Los colores comienzan a intensificarse, la luz se agudiza. Empiezo a sentir
algo en mis huesos, nervios y vísceras. No lo describiría como una emoción. Es
más como una reacción química, como si cierta luz, temperatura y sequedad
desencadenaran una serie de realineamientos físicos y nerviosos. . . Mi pulso
está acelerado, todo adquiere una claridad alucinante (Mahood 2000, p. 35).
Más tarde, Mahood describe su reacción afectiva
a la tierra como mucho más que un conjunto de imágenes mentales: "también
es algo más, un conjunto de alineaciones viscerales sobre las que el intelecto
no tiene jurisdicción" (2000, p. 174).

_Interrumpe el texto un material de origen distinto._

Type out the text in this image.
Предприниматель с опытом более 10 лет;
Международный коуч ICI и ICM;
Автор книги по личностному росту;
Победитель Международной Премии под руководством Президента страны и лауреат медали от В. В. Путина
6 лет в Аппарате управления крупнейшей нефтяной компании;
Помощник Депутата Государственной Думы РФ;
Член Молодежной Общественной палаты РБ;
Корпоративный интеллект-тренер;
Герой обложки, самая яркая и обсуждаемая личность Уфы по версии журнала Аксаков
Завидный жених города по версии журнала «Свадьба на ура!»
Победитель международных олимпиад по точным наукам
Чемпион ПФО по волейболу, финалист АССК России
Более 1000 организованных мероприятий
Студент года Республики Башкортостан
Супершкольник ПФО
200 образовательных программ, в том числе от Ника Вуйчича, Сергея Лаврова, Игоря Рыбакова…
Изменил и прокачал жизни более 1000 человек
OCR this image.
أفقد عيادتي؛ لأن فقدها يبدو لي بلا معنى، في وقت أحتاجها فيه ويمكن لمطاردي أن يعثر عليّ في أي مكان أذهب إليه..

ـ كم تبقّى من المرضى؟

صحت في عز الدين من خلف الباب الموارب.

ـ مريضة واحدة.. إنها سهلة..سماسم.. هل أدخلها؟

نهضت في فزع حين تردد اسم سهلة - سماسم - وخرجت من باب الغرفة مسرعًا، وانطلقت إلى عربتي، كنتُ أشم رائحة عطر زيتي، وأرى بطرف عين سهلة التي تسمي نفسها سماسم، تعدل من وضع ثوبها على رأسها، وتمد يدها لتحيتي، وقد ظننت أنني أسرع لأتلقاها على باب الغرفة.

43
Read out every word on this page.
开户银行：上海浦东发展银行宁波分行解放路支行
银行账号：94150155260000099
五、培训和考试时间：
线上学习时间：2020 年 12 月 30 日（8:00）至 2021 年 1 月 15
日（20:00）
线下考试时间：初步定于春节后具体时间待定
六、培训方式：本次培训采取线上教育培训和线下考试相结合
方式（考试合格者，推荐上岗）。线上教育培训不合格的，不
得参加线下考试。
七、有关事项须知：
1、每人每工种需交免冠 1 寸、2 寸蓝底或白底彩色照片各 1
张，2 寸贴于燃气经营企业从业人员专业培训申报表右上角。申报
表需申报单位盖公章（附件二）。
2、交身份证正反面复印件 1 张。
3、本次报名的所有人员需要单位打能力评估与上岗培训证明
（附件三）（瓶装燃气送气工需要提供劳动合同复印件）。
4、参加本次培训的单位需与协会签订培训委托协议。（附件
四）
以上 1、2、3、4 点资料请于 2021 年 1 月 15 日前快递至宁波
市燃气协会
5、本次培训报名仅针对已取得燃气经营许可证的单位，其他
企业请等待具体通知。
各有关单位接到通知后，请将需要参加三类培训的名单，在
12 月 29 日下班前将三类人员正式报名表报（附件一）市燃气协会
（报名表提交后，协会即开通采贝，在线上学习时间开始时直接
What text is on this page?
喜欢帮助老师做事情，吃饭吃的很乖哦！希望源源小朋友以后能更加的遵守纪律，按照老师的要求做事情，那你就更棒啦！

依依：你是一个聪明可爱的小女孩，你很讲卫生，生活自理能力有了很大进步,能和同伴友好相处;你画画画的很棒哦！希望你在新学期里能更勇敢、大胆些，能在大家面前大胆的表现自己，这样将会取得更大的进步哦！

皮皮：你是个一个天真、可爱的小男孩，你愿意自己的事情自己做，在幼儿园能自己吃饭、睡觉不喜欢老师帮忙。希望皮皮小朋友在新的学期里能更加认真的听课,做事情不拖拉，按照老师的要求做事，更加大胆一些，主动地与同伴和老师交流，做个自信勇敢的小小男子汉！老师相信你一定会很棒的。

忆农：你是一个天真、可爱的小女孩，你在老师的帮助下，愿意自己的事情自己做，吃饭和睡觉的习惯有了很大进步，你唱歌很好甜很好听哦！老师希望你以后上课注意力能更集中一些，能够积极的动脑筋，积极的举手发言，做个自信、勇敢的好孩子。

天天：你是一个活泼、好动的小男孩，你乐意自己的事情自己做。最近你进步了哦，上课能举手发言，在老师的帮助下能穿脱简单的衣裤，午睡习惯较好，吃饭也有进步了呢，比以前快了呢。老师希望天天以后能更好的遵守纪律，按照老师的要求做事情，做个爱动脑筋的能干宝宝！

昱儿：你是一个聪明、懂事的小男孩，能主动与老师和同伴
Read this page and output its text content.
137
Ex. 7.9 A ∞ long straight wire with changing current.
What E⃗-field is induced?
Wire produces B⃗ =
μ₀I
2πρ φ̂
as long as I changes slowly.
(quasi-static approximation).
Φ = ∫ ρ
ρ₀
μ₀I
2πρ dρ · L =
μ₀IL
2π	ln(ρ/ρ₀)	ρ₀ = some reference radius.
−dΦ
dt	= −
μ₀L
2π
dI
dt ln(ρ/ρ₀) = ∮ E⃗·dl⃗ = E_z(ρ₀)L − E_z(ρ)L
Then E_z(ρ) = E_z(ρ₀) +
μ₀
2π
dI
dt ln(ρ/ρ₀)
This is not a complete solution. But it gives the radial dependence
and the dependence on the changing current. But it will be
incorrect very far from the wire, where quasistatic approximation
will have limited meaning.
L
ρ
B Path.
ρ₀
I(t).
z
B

El libro de Mahood es
ostensiblemente en honor a la memoria de su padre y su viaje de regreso a la
estación de su familia en el Tanami, una vasta huella de tierra entre el
desierto de Simpson y Australia Occidental. También es un relato de sus
experiencias afectivas, contadas en términos de sus realineamientos
fisiológicos con la tierra, y profundamente relacional. Escribe de un plano a otro,
mezclando cualquier certera y clara distinción, como la que existe entre el
afecto biológico y la emoción biográfica, o entre el cuerpo y lo social. Su
emoción es biológica y su biografía está escrita afectivamente en la tierra. La
descripción de su viaje es, en el sentido de Mauss, total. La gama completa y
el alcance del habitus cotidiano se vislumbran en su relación continua con la
tierra, el tiempo y el lugar.
El habitus de Mahood está profundamente formado
por ser una mujer blanca en relación con la tierra que era de su familia y
ahora es tierra aborigen. Cuando es invitada a una gran ceremonia de negocios
de mujeres, se encuentra automáticamente, biológicamente, siguiendo la
tradición aborigen de establecer un campamento en dirección a esa tierra: “ese
país que mi padre convirtió en una estación de ganado” (2000, p. 124)[14]. A medida que los cuerpos de las
mujeres giran en dirección a su país, sentimos la forma en que los humanos
actúan de acuerdo con el tropismo también. Como flores, nuestros cuerpos
reaccionan a estímulos tan diferentes, volviéndose de forma innata de un lado a
otro. Las relaciones de la relación aparentemente se multiplican
indefinidamente. Cuando era niña, las mujeres aborígenes locales de la estación
le pusieron un nombre de piel, "una formalidad que coloca [a los blancos]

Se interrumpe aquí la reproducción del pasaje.